Hater est la sensation pop de la rentrée. Déjà dans le radar des plus attentifs depuis la sortie de leur premier album l’année dernière, ils confirment avec Siesta tout le bien que l’on pensait d’eux. Si leurs premiers titres ont été caractérisés un peu trop facilement de « dream pop », Siesta emprunte une voix qui ravira les fans d’indie pop 80’s. Fanfare a rencontré le groupe au grand complet à l’occasion de leur récent concert parisien. D’un premier abord timide, les membres d’Hater se révèlent être un gang de véritables passionnés, animés par une envie d’écrire des pop songs parfaites, sans aucun plan de carrière. Ils reviennent pour nous sur leur rapide ascension.
Cela faisait longtemps qu’un groupe scandinave dans une tradition purement pop n’avait autant fait parler de lui.
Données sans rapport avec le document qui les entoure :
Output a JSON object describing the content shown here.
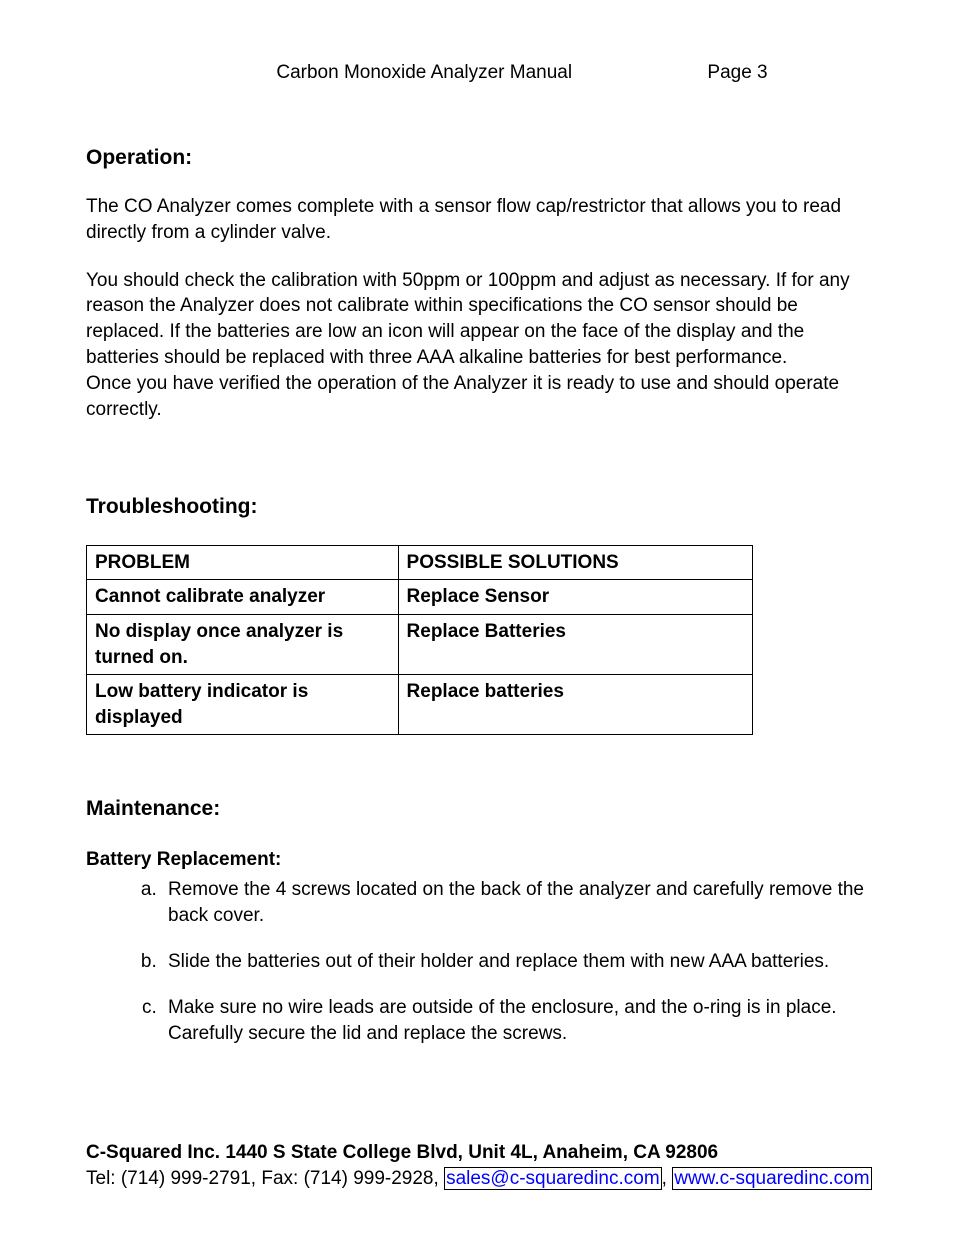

Vous sentez-vous un peu isolé sur le territoire suédois ?
Lukas : Il y a d’autres groupes pop, mais ils sont moins exposés que nous. Wy, par exemple vient comme nous de Malmö.
Måns : La scène pop me donne l’impression d’être plutôt développée. On ne se sent pas isolés.
Lukas : Nous avons de la chance, nous sommes le pire groupe de pop du pays, mais nous avons une excellente maison de disque pour nous soutenir (rire).
Vous avez le mérite de sortir du lot !
Adam : C’est peut-être parce qu’on ne se met pas la pression. Notre ambition est uniquement d’écrire des chansons qui tiennent la route.
Lukas : Nous devons beaucoup aux mélodies vocales de Caroline. C’est ce qui nous apporte ce petit plus.
Måns : On passe notre temps ensemble. Tout va très vite avec nous. On se connaît tellement que si quelqu’un bloque lors du processus créatif, il y a toujours un membre du groupe pour l’aider. Cette solidarité n’est pas à négliger dans le succès de Hater.

A l’heure où la nouvelle génération ne jure plus que par le hip-hop et le r’n’b, avez-vous l’impression de faire figure de résistants ?
Lukas : Je fais partie de cette nouvelle génération qui écoute beaucoup de hip-hop.
Måns : J’écoute également du r’n’b. Il est moins commun aujourd’hui de faire partie d’un groupe. Beaucoup de gens enregistrent en solo, à la maison.
Lukas : Nous sommes un groupe organique. On compose ensemble. Donne nous cinq années et peut-être qu’on sera devenu un groupe de hip-hop (rire).
De quels groupes actuels vous sentez-vous proches et pourquoi ?
Lukas : Je reconnais une approche rythmique similaire chez Beach Fossils. C’est un groupe que j’aime beaucoup. J’adore leur dernier album. Il me relaxe. J’aime que, malgré des sonorités qui peuvent rappeler des groupes cultes, notre son soit vraiment personnel. C’est étrange d’être arrivé à ce résultat.
Måns : Aucun de nous n’a le même groupe préféré. Ça ajoute à la singularité de notre son.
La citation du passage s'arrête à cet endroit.